8.2.6 Write processed data

data_list=prepped_data[c('agg_tds','conventionals','ecoli','lake_profiles','lakes_tds','lakes_trophic','toxics')]
merged_data=plyr::rbind.fill(data_list)
criteria=unique(merged_data[,c('ActivityStartDate','IR_MLID','IR_MLNAME','BeneficialUse','R3172ParameterName','CriterionUnits','TargetFraction','CriterionLabel','CriterionType','AsmntAggFun','NumericCriterion')])

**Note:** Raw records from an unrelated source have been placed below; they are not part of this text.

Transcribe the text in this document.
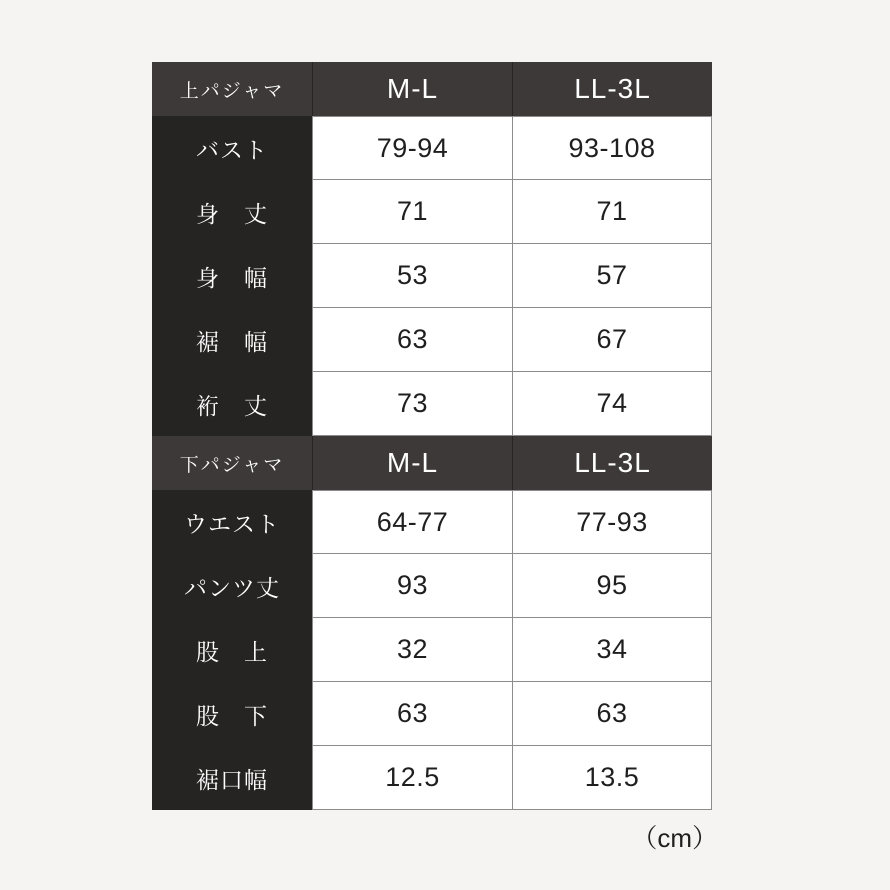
上パジャマ	M-L	LL-3L
バスト	79-94	93-108
身　丈	71	71
身　幅	53	57
裾　幅	63	67
裄　丈	73	74
下パジャマ	M-L	LL-3L
ウエスト	64-77	77-93
パンツ丈	93	95
股　上	32	34
股　下	63	63
裾口幅	12.5	13.5
（cm）
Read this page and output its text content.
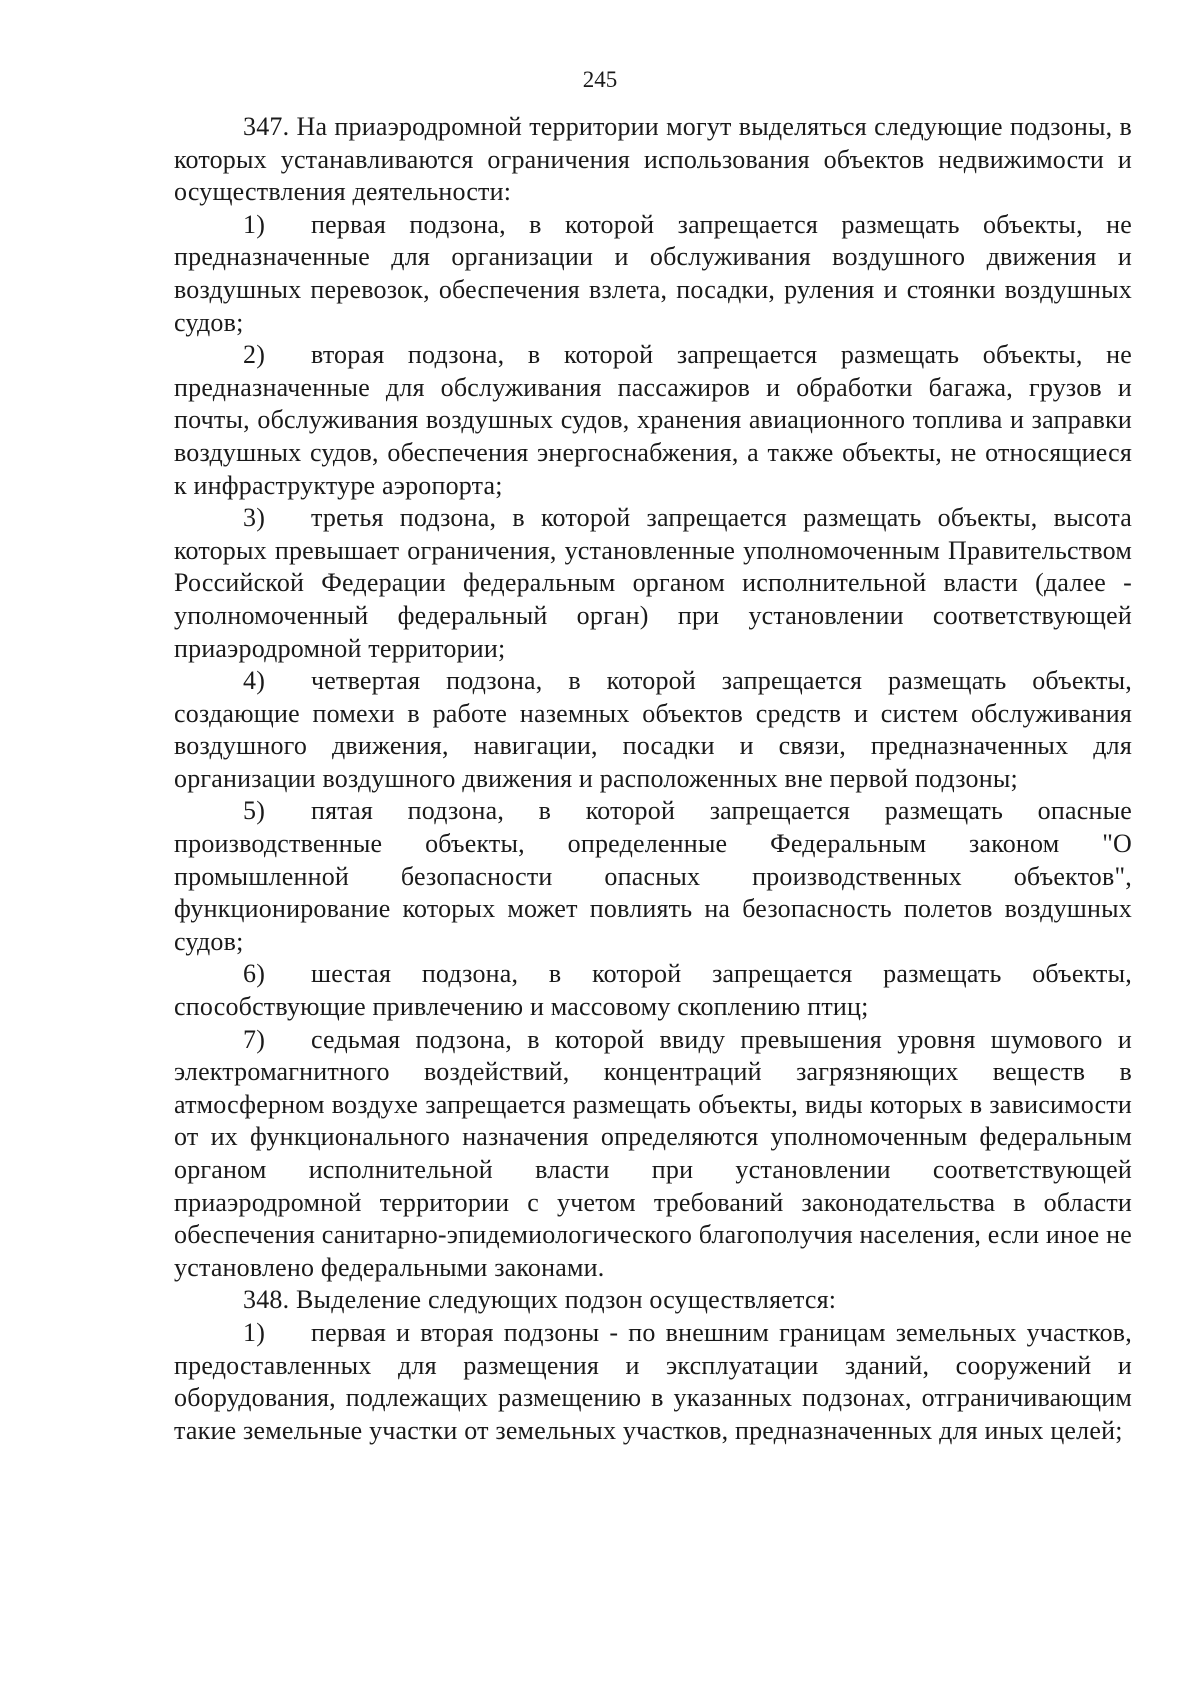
245

347. На приаэродромной территории могут выделяться следующие подзоны, в которых устанавливаются ограничения использования объектов недвижимости и осуществления деятельности:

1) первая подзона, в которой запрещается размещать объекты, не предназначенные для организации и обслуживания воздушного движения и воздушных перевозок, обеспечения взлета, посадки, руления и стоянки воздушных судов;

2) вторая подзона, в которой запрещается размещать объекты, не предназначенные для обслуживания пассажиров и обработки багажа, грузов и почты, обслуживания воздушных судов, хранения авиационного топлива и заправки воздушных судов, обеспечения энергоснабжения, а также объекты, не относящиеся к инфраструктуре аэропорта;

3) третья подзона, в которой запрещается размещать объекты, высота которых превышает ограничения, установленные уполномоченным Правительством Российской Федерации федеральным органом исполнительной власти (далее - уполномоченный федеральный орган) при установлении соответствующей приаэродромной территории;

4) четвертая подзона, в которой запрещается размещать объекты, создающие помехи в работе наземных объектов средств и систем обслуживания воздушного движения, навигации, посадки и связи, предназначенных для организации воздушного движения и расположенных вне первой подзоны;

5) пятая подзона, в которой запрещается размещать опасные производственные объекты, определенные Федеральным законом "О промышленной безопасности опасных производственных объектов", функционирование которых может повлиять на безопасность полетов воздушных судов;

6) шестая подзона, в которой запрещается размещать объекты, способствующие привлечению и массовому скоплению птиц;

7) седьмая подзона, в которой ввиду превышения уровня шумового и электромагнитного воздействий, концентраций загрязняющих веществ в атмосферном воздухе запрещается размещать объекты, виды которых в зависимости от их функционального назначения определяются уполномоченным федеральным органом исполнительной власти при установлении соответствующей приаэродромной территории с учетом требований законодательства в области обеспечения санитарно-эпидемиологического благополучия населения, если иное не установлено федеральными законами.

348. Выделение следующих подзон осуществляется:

1) первая и вторая подзоны - по внешним границам земельных участков, предоставленных для размещения и эксплуатации зданий, сооружений и оборудования, подлежащих размещению в указанных подзонах, отграничивающим такие земельные участки от земельных участков, предназначенных для иных целей;
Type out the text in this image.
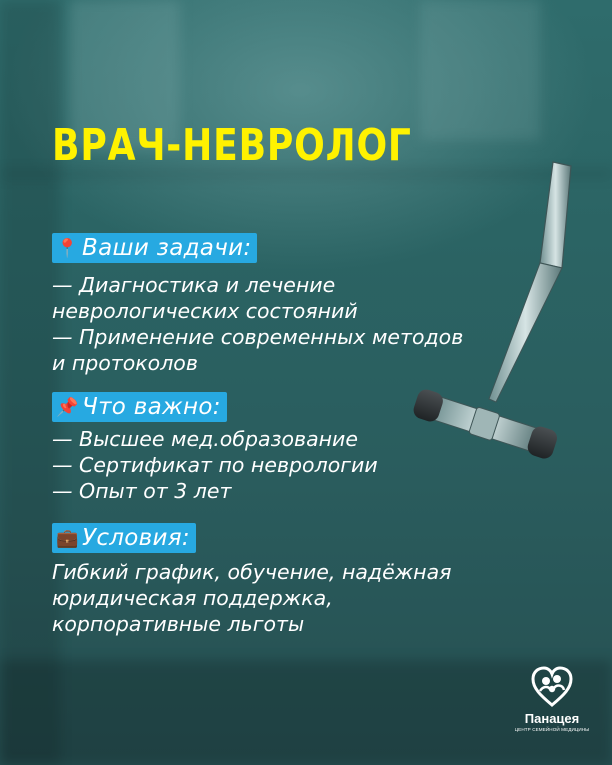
ВРАЧ-НЕВРОЛОГ
📍 Ваши задачи:
— Диагностика и лечение
неврологических состояний
— Применение современных методов
и протоколов
📌 Что важно:
— Высшее мед.образование
— Сертификат по неврологии
— Опыт от 3 лет
💼 Условия:
Гибкий график, обучение, надёжная
юридическая поддержка,
корпоративные льготы
Панацея
ЦЕНТР СЕМЕЙНОЙ МЕДИЦИНЫ
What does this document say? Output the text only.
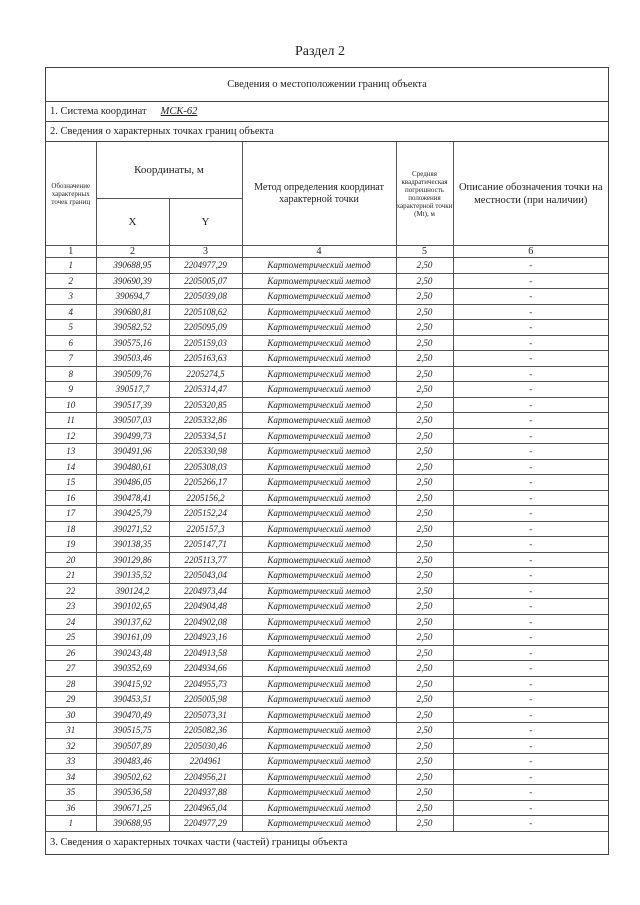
Раздел 2
Сведения о местоположении границ объекта
1. Система координат МСК-62
2. Сведения о характерных точках границ объекта
Обозначение характерных точек границ	Координаты, м		Метод определения координат характерной точки	Средняя квадратическая погрешность положения характерной точки (Mt), м	Описание обозначения точки на местности (при наличии)
	X	Y			
1	2	3	4	5	6
1	390688,95	2204977,29	Картометрический метод	2,50	-
2	390690,39	2205005,07	Картометрический метод	2,50	-
3	390694,7	2205039,08	Картометрический метод	2,50	-
4	390680,81	2205108,62	Картометрический метод	2,50	-
5	390582,52	2205095,09	Картометрический метод	2,50	-
6	390575,16	2205159,03	Картометрический метод	2,50	-
7	390503,46	2205163,63	Картометрический метод	2,50	-
8	390509,76	2205274,5	Картометрический метод	2,50	-
9	390517,7	2205314,47	Картометрический метод	2,50	-
10	390517,39	2205320,85	Картометрический метод	2,50	-
11	390507,03	2205332,86	Картометрический метод	2,50	-
12	390499,73	2205334,51	Картометрический метод	2,50	-
13	390491,96	2205330,98	Картометрический метод	2,50	-
14	390480,61	2205308,03	Картометрический метод	2,50	-
15	390486,05	2205266,17	Картометрический метод	2,50	-
16	390478,41	2205156,2	Картометрический метод	2,50	-
17	390425,79	2205152,24	Картометрический метод	2,50	-
18	390271,52	2205157,3	Картометрический метод	2,50	-
19	390138,35	2205147,71	Картометрический метод	2,50	-
20	390129,86	2205113,77	Картометрический метод	2,50	-
21	390135,52	2205043,04	Картометрический метод	2,50	-
22	390124,2	2204973,44	Картометрический метод	2,50	-
23	390102,65	2204904,48	Картометрический метод	2,50	-
24	390137,62	2204902,08	Картометрический метод	2,50	-
25	390161,09	2204923,16	Картометрический метод	2,50	-
26	390243,48	2204913,58	Картометрический метод	2,50	-
27	390352,69	2204934,66	Картометрический метод	2,50	-
28	390415,92	2204955,73	Картометрический метод	2,50	-
29	390453,51	2205005,98	Картометрический метод	2,50	-
30	390470,49	2205073,31	Картометрический метод	2,50	-
31	390515,75	2205082,36	Картометрический метод	2,50	-
32	390507,89	2205030,46	Картометрический метод	2,50	-
33	390483,46	2204961	Картометрический метод	2,50	-
34	390502,62	2204956,21	Картометрический метод	2,50	-
35	390536,58	2204937,88	Картометрический метод	2,50	-
36	390671,25	2204965,04	Картометрический метод	2,50	-
1	390688,95	2204977,29	Картометрический метод	2,50	-
3. Сведения о характерных точках части (частей) границы объекта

merged_data=unique(merged_data[,c('ActivityStartDate','IR_MLID','IR_MLNAME','ASSESS_ID','AU_NAME','AU_Type','BEN_CLASS','R3172ParameterName','IR_Value','IR_Unit','IR_DetCond','IR_Fraction','IR_ActivityType','IR_Lat','IR_Long','DataLoggerLine','ActivityRelativeDepthName',
                            'ActivityDepthHeightMeasure.MeasureValue','R317Descrp','ActivityDepthHeightMeasure.MeasureUnitCode','cf_max_pH_pH units','cf_max_Temperature, water_deg C','cf_min_Calcium_mg/l','cf_min_Magnesium_mg/l','cf_min_pH_pH units',
                            'hardness')])
save(merged_data, criteria, file='03-processed-data/prepped_merged_data.Rdata')

Figure 8.2: Example final prepped data (toxics). Note that units have been converted match criteria, hardness has been calculated, and correction factors have been applied to calculate formula-based criteria.